Youngsters under 60 may not be familiar with wakes. This is where mourners keep watch or vigil over their dead until they are buried.
In rural areas before embalming was practiced, people would "wake the body.” The custom was to sit with the deceased for two nights to make sure the person in question was truly deceased.
I remember my parents getting up in the middle of the night several times during WWII to go to the funeral home for their turn at “sitting” with the corpse of a friend.
Under that historical perspective, there may be a prolonged wake in process at the moment. The corpse being watched is that of the two party system. The vigil will have to continue until at least the second week of November.
Both political parties were in poor health for a long time. Each would have brief periods of feeling healthy when they would act with energy and take control of the federal government.
On January 22, 1972, however, the Republican Party was diagnosed with a terminal illness. The diagnosis was not from a doctor, but from a court. That is the day the Supreme Court issued its Roe v. Wade ruling that legalized abortion.
This decision stimulated the long dormant virus of social conservatism in the Republican body. That virus has steadily eaten away at the party’s vital organs of limited government, local control, national security, and balanced budgets.
Now every Republican candidate for public office must swear that his first priorities are to abolish abortion, same sex marriage, trans-gender recognition, and to be actively engaged in some religion other than Islam. After that, he or she might talk a bit about those old principles of local control, balanced budgets, and such.
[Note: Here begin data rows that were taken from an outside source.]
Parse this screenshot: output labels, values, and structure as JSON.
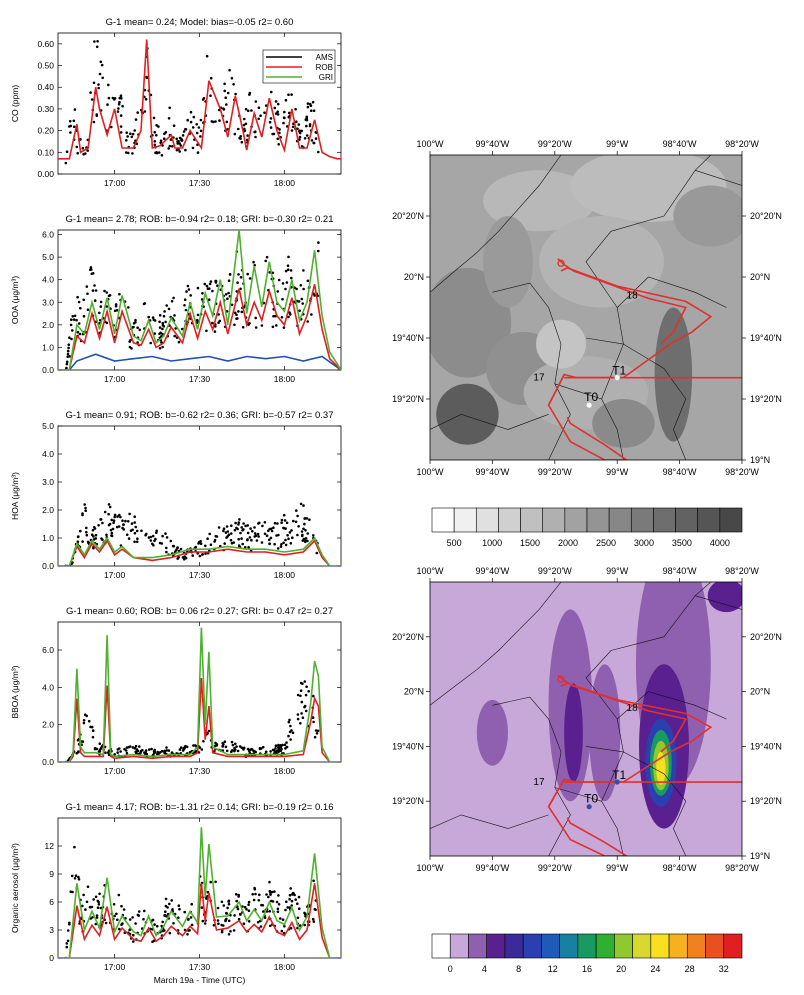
{
  "left_panels": [
    {
      "title": "G-1 mean= 0.24; Model: bias=-0.05   r2= 0.60",
      "ylabel": "CO (ppm)",
      "ylim": [
        0,
        0.65
      ],
      "yticks": [
        "0.00",
        "0.10",
        "0.20",
        "0.30",
        "0.40",
        "0.50",
        "0.60"
      ],
      "ytick_values": [
        0,
        0.1,
        0.2,
        0.3,
        0.4,
        0.5,
        0.6
      ],
      "legend": [
        "AMS",
        "ROB",
        "GRI"
      ],
      "series": [
        {
          "name": "ROB",
          "color": "#e02020",
          "x": [
            0,
            6,
            10,
            12,
            16,
            20,
            22,
            26,
            30,
            34,
            40,
            44,
            47,
            50,
            54,
            60,
            62,
            66,
            70,
            76,
            80,
            86,
            90,
            94,
            98,
            100,
            104,
            108,
            112,
            116,
            120,
            124,
            128,
            132,
            136,
            140,
            144,
            148,
            150
          ],
          "y": [
            0.07,
            0.07,
            0.23,
            0.1,
            0.12,
            0.4,
            0.3,
            0.18,
            0.3,
            0.12,
            0.12,
            0.2,
            0.62,
            0.12,
            0.13,
            0.18,
            0.12,
            0.12,
            0.2,
            0.12,
            0.43,
            0.3,
            0.17,
            0.36,
            0.2,
            0.11,
            0.28,
            0.17,
            0.35,
            0.2,
            0.11,
            0.3,
            0.12,
            0.12,
            0.25,
            0.1,
            0.08,
            0.07,
            0.07
          ]
        }
      ],
      "points_seed": 1,
      "points_base": [
        0.07,
        0.07,
        0.25,
        0.12,
        0.14,
        0.48,
        0.38,
        0.3,
        0.42,
        0.15,
        0.14,
        0.22,
        0.4,
        0.16,
        0.15,
        0.22,
        0.16,
        0.14,
        0.22,
        0.16,
        0.38,
        0.32,
        0.24,
        0.38,
        0.25,
        0.18,
        0.3,
        0.22,
        0.4,
        0.3,
        0.18,
        0.35,
        0.2,
        0.16,
        0.28,
        0.12,
        0.08,
        0.07,
        0.07
      ]
    },
    {
      "title": "G-1 mean= 2.78; ROB: b=-0.94 r2= 0.18; GRI: b=-0.30 r2= 0.21",
      "ylabel": "OOA (μg/m³)",
      "ylim": [
        0,
        6.2
      ],
      "yticks": [
        "0.0",
        "1.0",
        "2.0",
        "3.0",
        "4.0",
        "5.0",
        "6.0"
      ],
      "ytick_values": [
        0,
        1,
        2,
        3,
        4,
        5,
        6
      ],
      "series": [
        {
          "name": "AMS",
          "color": "#2050b0",
          "x": [
            0,
            6,
            10,
            20,
            30,
            40,
            50,
            60,
            70,
            80,
            90,
            100,
            110,
            120,
            130,
            140,
            150
          ],
          "y": [
            0,
            0,
            0.4,
            0.7,
            0.4,
            0.5,
            0.6,
            0.4,
            0.5,
            0.6,
            0.4,
            0.6,
            0.5,
            0.6,
            0.4,
            0.6,
            0
          ]
        },
        {
          "name": "ROB",
          "color": "#e02020",
          "x": [
            0,
            6,
            10,
            14,
            18,
            22,
            26,
            30,
            34,
            40,
            44,
            48,
            52,
            56,
            60,
            66,
            70,
            74,
            78,
            82,
            86,
            90,
            96,
            100,
            104,
            108,
            112,
            116,
            120,
            124,
            128,
            132,
            136,
            140,
            144,
            150
          ],
          "y": [
            0,
            0,
            1.5,
            1.2,
            2.5,
            1.4,
            2.6,
            1.2,
            2.6,
            1.2,
            1.1,
            1.8,
            1.0,
            1.2,
            1.9,
            1.2,
            2.5,
            1.4,
            2.6,
            1.8,
            3.0,
            1.6,
            3.6,
            2.0,
            3.0,
            2.2,
            3.5,
            2.4,
            2.0,
            3.2,
            1.6,
            2.4,
            3.8,
            1.8,
            0.5,
            0
          ]
        },
        {
          "name": "GRI",
          "color": "#50b030",
          "x": [
            0,
            6,
            10,
            14,
            18,
            22,
            26,
            30,
            34,
            40,
            44,
            48,
            52,
            56,
            60,
            66,
            70,
            74,
            78,
            82,
            86,
            90,
            96,
            100,
            104,
            108,
            112,
            116,
            120,
            124,
            128,
            132,
            136,
            140,
            144,
            150
          ],
          "y": [
            0,
            0,
            2.0,
            1.6,
            3.0,
            1.8,
            3.2,
            1.6,
            3.3,
            1.5,
            1.3,
            2.2,
            1.2,
            1.5,
            2.3,
            1.5,
            3.0,
            1.8,
            3.4,
            2.4,
            4.0,
            2.0,
            6.2,
            2.5,
            4.6,
            2.8,
            4.8,
            3.0,
            2.6,
            4.0,
            2.2,
            3.0,
            5.3,
            2.4,
            0.8,
            0
          ]
        }
      ],
      "points_seed": 2,
      "points_base": [
        0,
        0,
        2.5,
        2.2,
        3.2,
        2.6,
        2.8,
        2.0,
        2.8,
        1.6,
        1.5,
        2.4,
        1.6,
        1.8,
        2.4,
        1.8,
        2.6,
        2.2,
        3.2,
        2.8,
        3.4,
        2.8,
        3.8,
        3.0,
        3.5,
        3.0,
        3.8,
        3.2,
        3.0,
        4.0,
        2.8,
        3.5,
        4.2,
        3.0,
        1.0,
        0
      ]
    },
    {
      "title": "G-1 mean= 0.91; ROB: b=-0.62 r2= 0.36; GRI: b=-0.57 r2= 0.37",
      "ylabel": "HOA (μg/m³)",
      "ylim": [
        0,
        5
      ],
      "yticks": [
        "0.0",
        "1.0",
        "2.0",
        "3.0",
        "4.0",
        "5.0"
      ],
      "ytick_values": [
        0,
        1,
        2,
        3,
        4,
        5
      ],
      "series": [
        {
          "name": "ROB",
          "color": "#e02020",
          "x": [
            0,
            6,
            10,
            14,
            18,
            22,
            26,
            30,
            34,
            40,
            50,
            60,
            70,
            80,
            90,
            100,
            110,
            120,
            130,
            136,
            140,
            144,
            150
          ],
          "y": [
            0,
            0,
            0.7,
            0.3,
            0.8,
            0.5,
            0.9,
            0.4,
            0.6,
            0.3,
            0.2,
            0.3,
            0.5,
            0.5,
            0.6,
            0.5,
            0.5,
            0.4,
            0.5,
            0.9,
            0.3,
            0,
            0
          ]
        },
        {
          "name": "GRI",
          "color": "#50b030",
          "x": [
            0,
            6,
            10,
            14,
            18,
            22,
            26,
            30,
            34,
            40,
            50,
            60,
            70,
            80,
            90,
            100,
            110,
            120,
            130,
            136,
            140,
            144,
            150
          ],
          "y": [
            0,
            0,
            0.8,
            0.4,
            0.9,
            0.6,
            1.0,
            0.5,
            0.7,
            0.3,
            0.3,
            0.4,
            0.6,
            0.6,
            0.7,
            0.6,
            0.6,
            0.5,
            0.6,
            1.0,
            0.4,
            0,
            0
          ]
        }
      ],
      "points_seed": 3,
      "points_base": [
        0,
        0,
        1.6,
        1.0,
        1.6,
        1.2,
        1.4,
        0.8,
        1.0,
        0.5,
        0.4,
        0.6,
        0.9,
        1.0,
        1.2,
        1.0,
        1.2,
        1.1,
        1.4,
        1.6,
        0.8,
        0,
        0
      ]
    },
    {
      "title": "G-1 mean= 0.60; ROB: b= 0.06 r2= 0.27; GRI: b= 0.47 r2= 0.27",
      "ylabel": "BBOA (μg/m³)",
      "ylim": [
        0,
        7.5
      ],
      "yticks": [
        "0.0",
        "2.0",
        "4.0",
        "6.0"
      ],
      "ytick_values": [
        0,
        2,
        4,
        6
      ],
      "series": [
        {
          "name": "ROB",
          "color": "#e02020",
          "x": [
            0,
            6,
            8,
            10,
            12,
            14,
            20,
            24,
            26,
            28,
            30,
            40,
            50,
            60,
            70,
            74,
            76,
            78,
            80,
            82,
            90,
            100,
            110,
            120,
            130,
            134,
            136,
            138,
            140,
            144,
            150
          ],
          "y": [
            0,
            0,
            0.3,
            3.4,
            0.5,
            0.3,
            0.3,
            0.3,
            4.1,
            0.3,
            0.2,
            0.3,
            0.2,
            0.3,
            0.3,
            0.5,
            4.5,
            1.2,
            3.0,
            0.5,
            0.3,
            0.3,
            0.3,
            0.3,
            0.4,
            2.2,
            3.4,
            3.0,
            0.5,
            0,
            0
          ]
        },
        {
          "name": "GRI",
          "color": "#50b030",
          "x": [
            0,
            6,
            8,
            10,
            12,
            14,
            20,
            24,
            26,
            28,
            30,
            40,
            50,
            60,
            70,
            74,
            76,
            78,
            80,
            82,
            90,
            100,
            110,
            120,
            130,
            134,
            136,
            138,
            140,
            144,
            150
          ],
          "y": [
            0,
            0,
            0.5,
            5.0,
            0.8,
            0.5,
            0.5,
            0.4,
            6.8,
            0.4,
            0.3,
            0.4,
            0.3,
            0.4,
            0.4,
            0.8,
            7.2,
            2.0,
            5.9,
            0.8,
            0.4,
            0.4,
            0.4,
            0.4,
            0.6,
            3.2,
            5.4,
            4.6,
            0.8,
            0,
            0
          ]
        }
      ],
      "points_seed": 4,
      "points_base": [
        0,
        0,
        0.6,
        2.5,
        0.8,
        0.6,
        0.5,
        0.5,
        0.7,
        0.5,
        0.5,
        0.6,
        0.5,
        0.6,
        0.6,
        0.8,
        1.2,
        0.8,
        0.9,
        0.7,
        0.5,
        0.5,
        0.6,
        0.6,
        0.7,
        2.4,
        3.2,
        2.8,
        0.8,
        0,
        0
      ]
    },
    {
      "title": "G-1 mean= 4.17; ROB: b=-1.31 r2= 0.14; GRI: b=-0.19 r2= 0.16",
      "ylabel": "Organic aerosol (μg/m³)",
      "xlabel": "March 19a - Time (UTC)",
      "ylim": [
        0,
        15
      ],
      "yticks": [
        "0",
        "3",
        "6",
        "9",
        "12"
      ],
      "ytick_values": [
        0,
        3,
        6,
        9,
        12
      ],
      "series": [
        {
          "name": "ROB",
          "color": "#e02020",
          "x": [
            0,
            6,
            10,
            14,
            18,
            22,
            26,
            30,
            34,
            40,
            44,
            48,
            52,
            56,
            60,
            66,
            70,
            74,
            76,
            78,
            80,
            84,
            90,
            96,
            100,
            104,
            108,
            112,
            116,
            120,
            124,
            128,
            132,
            136,
            140,
            144,
            150
          ],
          "y": [
            0,
            0,
            5.6,
            2.0,
            3.5,
            2.4,
            5.5,
            2.0,
            3.2,
            2.0,
            1.8,
            3.2,
            1.8,
            2.4,
            3.4,
            2.4,
            3.4,
            2.6,
            8.0,
            4.0,
            7.0,
            3.0,
            3.2,
            4.0,
            2.8,
            3.6,
            2.8,
            4.4,
            2.8,
            2.4,
            3.8,
            2.0,
            3.0,
            8.0,
            2.2,
            0,
            0
          ]
        },
        {
          "name": "GRI",
          "color": "#50b030",
          "x": [
            0,
            6,
            10,
            14,
            18,
            22,
            26,
            30,
            34,
            40,
            44,
            48,
            52,
            56,
            60,
            66,
            70,
            74,
            76,
            78,
            80,
            84,
            90,
            96,
            100,
            104,
            108,
            112,
            116,
            120,
            124,
            128,
            132,
            136,
            140,
            144,
            150
          ],
          "y": [
            0,
            0,
            8.0,
            3.0,
            5.0,
            3.2,
            8.6,
            2.8,
            4.5,
            2.8,
            2.4,
            4.5,
            2.4,
            3.4,
            5.0,
            3.4,
            5.0,
            3.8,
            14.0,
            6.5,
            12.2,
            4.4,
            4.5,
            6.0,
            4.0,
            5.2,
            4.0,
            6.0,
            4.0,
            3.6,
            5.4,
            3.0,
            4.4,
            11.2,
            3.2,
            0,
            0
          ]
        }
      ],
      "points_seed": 5,
      "points_base": [
        0,
        0,
        9.0,
        5.0,
        6.0,
        4.5,
        5.5,
        4.0,
        5.0,
        3.5,
        3.0,
        4.5,
        3.0,
        3.5,
        4.8,
        3.8,
        4.5,
        4.0,
        7.0,
        5.0,
        6.5,
        4.5,
        4.2,
        5.0,
        4.5,
        5.2,
        4.6,
        6.0,
        4.8,
        4.2,
        5.8,
        4.0,
        4.6,
        8.5,
        3.0,
        0,
        0
      ]
    }
  ],
  "time_ticks": [
    "17:00",
    "17:30",
    "18:00"
  ],
  "time_tick_values": [
    30,
    75,
    120
  ],
  "map_lon_ticks": [
    "100°W",
    "99°40'W",
    "99°20'W",
    "99°W",
    "98°40'W",
    "98°20'W"
  ],
  "map_lat_ticks_left": [
    "20°20'N",
    "20°N",
    "19°40'N",
    "19°20'N"
  ],
  "map_lat_ticks_right": [
    "20°20'N",
    "20°N",
    "19°40'N",
    "19°20'N",
    "19°N"
  ],
  "map_labels": {
    "t0": "T0",
    "t1": "T1",
    "n17": "17",
    "n18": "18"
  },
  "colorbar_top": {
    "labels": [
      "500",
      "1000",
      "1500",
      "2000",
      "2500",
      "3000",
      "3500",
      "4000"
    ],
    "colors": [
      "#ffffff",
      "#f0f0f0",
      "#e0e0e0",
      "#d0d0d0",
      "#c0c0c0",
      "#b0b0b0",
      "#a2a2a2",
      "#949494",
      "#878787",
      "#7a7a7a",
      "#6e6e6e",
      "#626262",
      "#555555",
      "#484848"
    ]
  },
  "colorbar_bottom": {
    "labels": [
      "0",
      "4",
      "8",
      "12",
      "16",
      "20",
      "24",
      "28",
      "32"
    ],
    "colors": [
      "#ffffff",
      "#c8a8d8",
      "#9060b0",
      "#5a2090",
      "#3a2a9a",
      "#2a40b0",
      "#1e5ab8",
      "#1880a0",
      "#189a60",
      "#30b030",
      "#90c830",
      "#d8d830",
      "#f8e020",
      "#f8b020",
      "#f08020",
      "#e85020",
      "#e02020"
    ]
  },
  "colors": {
    "ams": "#000000",
    "rob": "#e02020",
    "gri": "#50b030",
    "ams_blue": "#2050b0",
    "track": "#e03030"
  }
}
Meanwhile, a similar slow death was occurring in the Democrat Party. There, the virus of class warfare began to grow at a rapid rate. It has become so virulent that now every Democrat candidate must scramble to prove that he or she is the best for spreading socialism throughout the land. There have to be promises of single payer medical systems, government provided college educations for everyone, and redistributing wealth with punishing tax rates on the productive citizens.
The bodies or remains for which the current wakes are being held can be viewed in every household with a TV set. The lapses between political ads is very short on just about every TV program throughout the day and evening.
The gist of most of those ads is that the candidate in question is much stronger on the issues of interest to the party “base” than his or her opponents. A discussion of national security, the debt, and the economy are rare but welcome diversions.
So here’s the perspective.
This wake may prove the validity of its original purpose of insuring that the corpse is really dead. Instead of dying, the two party system may just be morphing into another system.
The Republican Party may survive in a much smaller form with just its hard-core right wing intact and the Democrat Party may limp along with its hard-core left wing.
Simultaneously, the so-called moderate right and left wingers might recognize that they have more in common with each other than with their far-out wings and form a third party.
Smaller radical Republican and Democrat parties working with a moderate third party just might get the government back to working smoothly again with sensible compromises.